Phylogeographic analysis reveals association of tick-borne pathogen, Anaplasma marginale, MSP1a sequences with ecological traits affecting tick vector performance
1 Facultad de Veterinaria, Universidad de Zaragoza, Zaragoza, Spain
2 Instituto de Investigación en Recursos Cinegéticos IREC (CSIC-UCLM-JCCM), Ciudad Real, Spain
3 Department of Veterinary Pathobiology, Center for Veterinary Health Sciences, Oklahoma State University, Stillwater, USA
4 Institute of Zoology, London, UK
5 Instituto Nacional de Tecnología Agropecuaria, Estación Experimental Agropecuaria Rafaela, Santa Fe, Argentina
Citation and License
BMC Biology 2009, 7:57 doi:10.1186/1741-7007-7-57Published: 1 September 2009
The tick-borne pathogen Anaplasma marginale, which is endemic worldwide, is the type species of the genus Anaplasma (Rickettsiales: Anaplasmataceae). Rhipicephalus (Boophilus) microplus is the most important tick vector of A. marginale in tropical and subtropical regions of the world. Despite extensive characterization of the genetic diversity in A. marginale geographic strains using major surface protein sequences, little is known about the biogeography and evolution of A. marginale and other Anaplasma species. For A. marginale, MSP1a was shown to be involved in vector-pathogen and host-pathogen interactions and to have evolved under positive selection pressure. The MSP1a of A. marginale strains differs in molecular weight because of a variable number of tandem 23-31 amino acid repeats and has proven to be a stable marker of strain identity. While phylogenetic studies of MSP1a repeat sequences have shown evidence of A. marginale-tick co-evolution, these studies have not provided phylogeographic information on a global scale because of the high level of MSP1a genetic diversity among geographic strains.
In this study we showed that the phylogeography of A. marginale MSP1a sequences is associated with world ecological regions (ecoregions) resulting in different evolutionary pressures and thence MSP1a sequences. The results demonstrated that the MSP1a first (R1) and last (RL) repeats and microsatellite sequences were associated with world ecoregion clusters with specific and different environmental envelopes. The evolution of R1 repeat sequences was found to be under positive selection. It is hypothesized that the driving environmental factors regulating tick populations could act on the selection of different A. marginale MSP1a sequence lineages, associated to each ecoregion.

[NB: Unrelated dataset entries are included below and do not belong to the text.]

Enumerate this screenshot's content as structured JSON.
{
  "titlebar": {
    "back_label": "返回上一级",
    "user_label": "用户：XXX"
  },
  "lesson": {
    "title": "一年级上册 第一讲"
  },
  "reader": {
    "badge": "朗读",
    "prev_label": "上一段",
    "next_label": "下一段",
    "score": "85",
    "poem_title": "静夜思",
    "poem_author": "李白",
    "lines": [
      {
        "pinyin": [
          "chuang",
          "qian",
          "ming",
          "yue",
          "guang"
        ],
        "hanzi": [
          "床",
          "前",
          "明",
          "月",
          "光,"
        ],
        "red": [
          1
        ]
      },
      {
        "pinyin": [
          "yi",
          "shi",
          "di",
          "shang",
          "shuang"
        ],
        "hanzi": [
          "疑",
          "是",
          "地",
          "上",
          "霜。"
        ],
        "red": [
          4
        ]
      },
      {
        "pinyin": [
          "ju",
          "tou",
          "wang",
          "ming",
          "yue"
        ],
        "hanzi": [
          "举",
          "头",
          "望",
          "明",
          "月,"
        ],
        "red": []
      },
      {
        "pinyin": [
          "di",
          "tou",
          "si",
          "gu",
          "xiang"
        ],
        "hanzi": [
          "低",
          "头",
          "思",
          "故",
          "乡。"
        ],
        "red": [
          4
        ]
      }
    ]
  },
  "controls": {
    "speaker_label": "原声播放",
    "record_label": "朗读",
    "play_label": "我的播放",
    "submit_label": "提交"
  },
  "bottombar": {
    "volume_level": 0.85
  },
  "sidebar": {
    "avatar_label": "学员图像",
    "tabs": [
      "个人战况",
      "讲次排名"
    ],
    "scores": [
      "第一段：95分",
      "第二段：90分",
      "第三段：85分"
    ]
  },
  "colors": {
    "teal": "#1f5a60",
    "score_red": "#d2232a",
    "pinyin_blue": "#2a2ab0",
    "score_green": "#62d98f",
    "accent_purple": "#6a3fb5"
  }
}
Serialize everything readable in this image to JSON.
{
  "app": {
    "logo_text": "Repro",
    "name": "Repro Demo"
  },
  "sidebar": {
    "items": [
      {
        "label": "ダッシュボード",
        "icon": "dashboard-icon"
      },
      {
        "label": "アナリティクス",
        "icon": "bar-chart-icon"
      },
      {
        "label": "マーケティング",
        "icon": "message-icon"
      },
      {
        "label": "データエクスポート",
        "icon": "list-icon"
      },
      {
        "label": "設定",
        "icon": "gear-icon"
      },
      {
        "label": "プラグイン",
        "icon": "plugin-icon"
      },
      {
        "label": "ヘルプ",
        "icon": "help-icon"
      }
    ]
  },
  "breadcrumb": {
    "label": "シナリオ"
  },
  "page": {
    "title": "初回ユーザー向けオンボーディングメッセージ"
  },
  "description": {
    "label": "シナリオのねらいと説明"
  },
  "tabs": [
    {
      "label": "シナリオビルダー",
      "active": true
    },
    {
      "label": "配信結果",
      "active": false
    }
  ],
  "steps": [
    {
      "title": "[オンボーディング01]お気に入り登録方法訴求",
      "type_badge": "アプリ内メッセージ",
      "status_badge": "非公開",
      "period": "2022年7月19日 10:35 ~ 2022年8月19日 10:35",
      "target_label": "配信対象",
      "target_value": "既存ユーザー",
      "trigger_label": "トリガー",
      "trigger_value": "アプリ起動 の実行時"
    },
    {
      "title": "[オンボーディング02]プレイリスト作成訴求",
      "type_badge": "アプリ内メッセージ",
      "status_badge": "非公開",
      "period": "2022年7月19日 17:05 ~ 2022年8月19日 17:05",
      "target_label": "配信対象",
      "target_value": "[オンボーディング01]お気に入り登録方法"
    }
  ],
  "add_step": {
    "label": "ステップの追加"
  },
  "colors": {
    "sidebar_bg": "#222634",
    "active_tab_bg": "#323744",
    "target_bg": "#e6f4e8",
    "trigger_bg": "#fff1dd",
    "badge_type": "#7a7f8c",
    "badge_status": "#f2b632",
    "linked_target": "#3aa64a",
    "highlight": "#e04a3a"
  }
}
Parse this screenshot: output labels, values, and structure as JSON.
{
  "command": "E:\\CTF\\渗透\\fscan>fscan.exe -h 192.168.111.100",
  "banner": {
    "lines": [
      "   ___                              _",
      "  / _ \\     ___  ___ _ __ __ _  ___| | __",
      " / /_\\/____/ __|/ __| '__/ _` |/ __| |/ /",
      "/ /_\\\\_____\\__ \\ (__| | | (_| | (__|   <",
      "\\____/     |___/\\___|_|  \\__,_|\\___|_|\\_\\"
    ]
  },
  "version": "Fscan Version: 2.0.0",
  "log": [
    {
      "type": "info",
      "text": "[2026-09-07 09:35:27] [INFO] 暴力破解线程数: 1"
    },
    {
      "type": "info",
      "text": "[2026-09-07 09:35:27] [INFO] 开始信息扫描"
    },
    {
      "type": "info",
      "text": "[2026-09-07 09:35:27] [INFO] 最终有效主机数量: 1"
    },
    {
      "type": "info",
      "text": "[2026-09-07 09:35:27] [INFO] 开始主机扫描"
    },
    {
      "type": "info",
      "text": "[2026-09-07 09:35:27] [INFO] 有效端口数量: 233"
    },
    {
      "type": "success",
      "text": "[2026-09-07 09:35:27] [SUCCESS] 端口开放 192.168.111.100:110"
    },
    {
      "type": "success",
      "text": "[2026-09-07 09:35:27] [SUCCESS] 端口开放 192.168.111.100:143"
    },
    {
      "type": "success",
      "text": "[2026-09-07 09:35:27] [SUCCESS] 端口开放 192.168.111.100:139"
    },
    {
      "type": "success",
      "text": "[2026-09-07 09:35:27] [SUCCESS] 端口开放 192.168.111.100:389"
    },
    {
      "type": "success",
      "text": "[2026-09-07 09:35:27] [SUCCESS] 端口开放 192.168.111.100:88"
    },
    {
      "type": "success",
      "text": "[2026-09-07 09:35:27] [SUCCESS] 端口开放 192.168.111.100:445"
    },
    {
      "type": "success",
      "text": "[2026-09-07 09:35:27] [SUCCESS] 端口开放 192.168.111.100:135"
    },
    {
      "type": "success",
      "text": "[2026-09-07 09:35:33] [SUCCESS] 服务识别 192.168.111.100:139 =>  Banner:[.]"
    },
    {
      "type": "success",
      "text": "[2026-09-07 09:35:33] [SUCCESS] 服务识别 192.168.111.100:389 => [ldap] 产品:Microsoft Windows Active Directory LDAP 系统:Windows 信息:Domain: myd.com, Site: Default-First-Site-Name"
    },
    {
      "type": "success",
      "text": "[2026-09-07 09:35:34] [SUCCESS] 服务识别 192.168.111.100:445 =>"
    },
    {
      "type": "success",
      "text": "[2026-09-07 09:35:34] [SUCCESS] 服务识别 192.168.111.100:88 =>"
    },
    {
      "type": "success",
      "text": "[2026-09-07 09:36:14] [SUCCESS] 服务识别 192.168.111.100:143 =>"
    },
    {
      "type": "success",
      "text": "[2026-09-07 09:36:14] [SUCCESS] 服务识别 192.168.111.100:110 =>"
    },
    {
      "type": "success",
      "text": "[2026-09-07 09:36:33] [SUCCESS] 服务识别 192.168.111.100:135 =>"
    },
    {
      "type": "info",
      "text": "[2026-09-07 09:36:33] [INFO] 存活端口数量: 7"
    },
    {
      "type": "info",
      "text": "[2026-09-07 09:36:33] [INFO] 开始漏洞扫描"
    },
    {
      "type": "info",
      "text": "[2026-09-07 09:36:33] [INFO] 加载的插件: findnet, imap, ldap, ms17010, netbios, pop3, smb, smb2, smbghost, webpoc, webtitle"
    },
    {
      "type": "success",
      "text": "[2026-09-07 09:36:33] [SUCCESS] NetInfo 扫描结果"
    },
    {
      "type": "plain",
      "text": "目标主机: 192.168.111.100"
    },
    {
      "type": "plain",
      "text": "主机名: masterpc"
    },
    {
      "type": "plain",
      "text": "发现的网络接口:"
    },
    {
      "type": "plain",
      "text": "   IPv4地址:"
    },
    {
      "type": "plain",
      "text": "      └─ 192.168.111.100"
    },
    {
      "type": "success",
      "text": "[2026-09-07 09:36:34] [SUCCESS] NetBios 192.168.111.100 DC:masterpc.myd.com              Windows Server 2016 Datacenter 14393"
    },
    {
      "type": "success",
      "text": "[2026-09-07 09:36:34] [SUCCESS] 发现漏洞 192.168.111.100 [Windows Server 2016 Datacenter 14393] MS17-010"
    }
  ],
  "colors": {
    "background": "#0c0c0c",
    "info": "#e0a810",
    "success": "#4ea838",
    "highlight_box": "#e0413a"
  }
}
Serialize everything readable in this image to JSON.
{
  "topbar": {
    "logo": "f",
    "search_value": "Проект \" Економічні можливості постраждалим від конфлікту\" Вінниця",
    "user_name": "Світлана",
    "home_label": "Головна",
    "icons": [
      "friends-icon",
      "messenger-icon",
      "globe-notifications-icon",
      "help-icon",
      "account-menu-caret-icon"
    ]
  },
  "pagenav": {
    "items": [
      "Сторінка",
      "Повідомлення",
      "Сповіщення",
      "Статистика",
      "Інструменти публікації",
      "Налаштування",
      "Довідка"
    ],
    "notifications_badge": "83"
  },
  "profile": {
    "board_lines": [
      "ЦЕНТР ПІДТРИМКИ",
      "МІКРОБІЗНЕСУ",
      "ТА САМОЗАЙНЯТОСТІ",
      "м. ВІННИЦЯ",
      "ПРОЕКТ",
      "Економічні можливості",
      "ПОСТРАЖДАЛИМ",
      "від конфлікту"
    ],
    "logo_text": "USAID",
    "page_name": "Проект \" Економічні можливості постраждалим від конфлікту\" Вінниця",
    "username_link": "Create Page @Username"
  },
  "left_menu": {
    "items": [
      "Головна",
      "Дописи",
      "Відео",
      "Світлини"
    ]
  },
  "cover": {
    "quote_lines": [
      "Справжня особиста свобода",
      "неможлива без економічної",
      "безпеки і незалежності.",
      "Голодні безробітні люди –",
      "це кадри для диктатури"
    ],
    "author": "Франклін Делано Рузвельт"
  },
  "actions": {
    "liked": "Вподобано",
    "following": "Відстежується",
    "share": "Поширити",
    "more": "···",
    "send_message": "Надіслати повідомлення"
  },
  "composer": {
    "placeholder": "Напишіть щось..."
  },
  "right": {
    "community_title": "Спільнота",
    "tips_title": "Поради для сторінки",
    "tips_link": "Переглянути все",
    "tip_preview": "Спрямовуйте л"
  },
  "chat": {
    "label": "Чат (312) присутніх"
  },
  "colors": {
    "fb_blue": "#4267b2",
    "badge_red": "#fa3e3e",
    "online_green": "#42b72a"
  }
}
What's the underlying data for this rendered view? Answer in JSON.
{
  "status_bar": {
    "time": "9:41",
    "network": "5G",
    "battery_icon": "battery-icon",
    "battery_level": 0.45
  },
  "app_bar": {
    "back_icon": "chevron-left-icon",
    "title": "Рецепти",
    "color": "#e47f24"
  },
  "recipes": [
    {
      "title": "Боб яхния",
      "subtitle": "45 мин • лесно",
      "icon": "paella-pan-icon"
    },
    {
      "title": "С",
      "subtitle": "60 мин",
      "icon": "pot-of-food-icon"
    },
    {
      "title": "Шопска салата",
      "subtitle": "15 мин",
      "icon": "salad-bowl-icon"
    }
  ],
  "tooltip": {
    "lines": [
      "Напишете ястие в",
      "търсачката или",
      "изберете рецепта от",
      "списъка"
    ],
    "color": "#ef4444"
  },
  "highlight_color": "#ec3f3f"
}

The results reported herein provided the first evidence that the evolution of A. marginale was linked to ecological traits affecting tick vector performance. These results suggested that some A. marginale strains have evolved under conditions that support pathogen biological transmission by R. microplus, under different ecological traits which affect performance of R. microplus populations. The evolution of other A. marginale strains may be linked to transmission by other tick species or to mechanical transmission in regions where R. microplus is currently eradicated. The information derived from this study is fundamental toward understanding the evolution of other vector-borne pathogens.